Александр исповедовался и причастился. В конце он пожелал, чтобы Иоанн возложил руки на его голову.
— Отдохните… вам трудно так, — через некоторое время проговорил император.
— Нет, нет… я не чувствую усталости… Не тяжело ли вашему величеству? — ответствовал Иоанн.
— Напротив… Мне очень легко, когда вы держите…
— Это от того, что я явился тотчас по совершении литургии и дланями своими я держал Пречистое Тело Господне и был причастником Святых Таин.
— Вы — святой человек. Вы — праведник. Вот почему вас любит русский народ, — медленно произнес Александр.
— Да, — отвечал Иоанн, — ваш народ любит меня.
— Любит, потому что он знает, кто вы и что вы…
Ночь на 20 октября была особенно тревожна. Государь стонал, испытывая мучения. Одышка не давала ему спокойно дышать… Он упросил поднять его и устроить в полусидячее положение… Иногда он впадал в забытье, но вдруг со стоном просыпался… Однако ни на что не жаловался. Его пересадили в кресло… подали утренний кофе.
Государь выразил желание вновь видеть отца Иоанна.
«Я поспешил явиться, — читаем мы запись Иоанна. — По желанию государыни императрицы я прочитал молитву об исцелении болящего и помазал его елеем из лампады от чтимой чудотворной иконы, доставленной усердствующими чрез одного из ялтинских священников»[211].
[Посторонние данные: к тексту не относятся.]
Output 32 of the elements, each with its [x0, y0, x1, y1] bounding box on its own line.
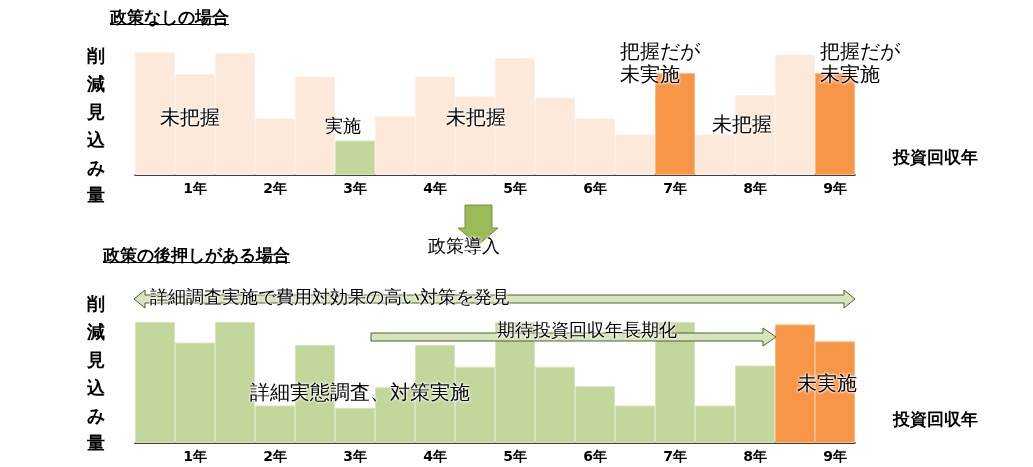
x-tick-label: 3年: [343, 448, 367, 464]
x-tick-label: 7年: [663, 448, 687, 464]
text: 詳細調査実施で費用対効果の高い対策を発見: [150, 286, 510, 308]
x-tick-label: 8年: [743, 180, 767, 196]
x-tick-label: 1年: [183, 448, 207, 464]
x-tick-label: 9年: [823, 180, 847, 196]
x-tick-label: 8年: [743, 448, 767, 464]
x-tick-label: 7年: [663, 180, 687, 196]
x-axis-title: 投資回収年: [893, 147, 978, 168]
x-axis-title: 投資回収年: [893, 409, 978, 430]
text: 政策導入: [428, 235, 500, 257]
x-tick-label: 5年: [503, 448, 527, 464]
annotation: 未把握: [160, 105, 220, 129]
chart-title: 政策の後押しがある場合: [103, 245, 290, 266]
bar: [335, 140, 375, 175]
x-tick-label: 2年: [263, 448, 287, 464]
y-axis-title: 削減見込み量: [86, 44, 106, 208]
x-tick-label: 5年: [503, 180, 527, 196]
x-tick-label: 1年: [183, 180, 207, 196]
x-tick-label: 6年: [583, 448, 607, 464]
annotation: 未把握: [446, 105, 506, 129]
x-tick-label: 3年: [343, 180, 367, 196]
x-tick-label: 4年: [423, 180, 447, 196]
x-tick-label: 6年: [583, 180, 607, 196]
y-axis-title: 削減見込み量: [86, 292, 106, 456]
x-tick-label: 4年: [423, 448, 447, 464]
annotation: 詳細実態調査、対策実施: [250, 380, 470, 404]
x-tick-label: 9年: [823, 448, 847, 464]
annotation: 未把握: [712, 112, 772, 136]
annotation: 実施: [325, 115, 361, 137]
x-tick-label: 2年: [263, 180, 287, 196]
chart-title: 政策なしの場合: [110, 7, 229, 28]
В спальню стали приходить близкие и родные императора. Появились великий князь Владимир Александрович, сестра государя великая княжна Мария Александровна, герцогиня Эдинбургская, члены императорской фамилии. Казалось, государь не удивлялся их появлению, но каждого ласково обнял и поцеловал. Постепенно собралась вся семья. Дети и родня осознавали близость кончины Александра и мысленно прощались с ним, как и он прощался с родными и близкими ему людьми. Самообладание императора было так велико, что он даже поздравил великую княгиню Елизавету Федоровну с днем ее рождения.
После трех часов дня государь пожелал причаститься. Пришел духовник царской семьи отец Иоанн Янышев. Вместе с ним вошла вся семья и министр двора, все встали на колени, и умирающий царь внятно, на вид совершенно спокойно, стал читать молитву перед причастием: «Верую, Господи, и исповедую…»
После причастия государь как будто несколько оправился и продолжал оставаться в том же кресле среди своих самых близких членов семьи. Стоявшая на коленях государыня обнимала голову Александра, склонившуюся набок и прислонившуюся к голове императрицы. Больной больше не стонал, но еще поверхностно дышал, глаза были закрыты, выражение лица спокойно. Члены семьи стояли вокруг на коленях, Иоанн Янышев читал отходную. Врач взял пульс… его не было, прекратилось и дыхание. Государь скончался. Императрица не двигалась, как окаменевшая. Все вокруг плакали. В скорбном молчании стоял и Иоанн Кронштадтский.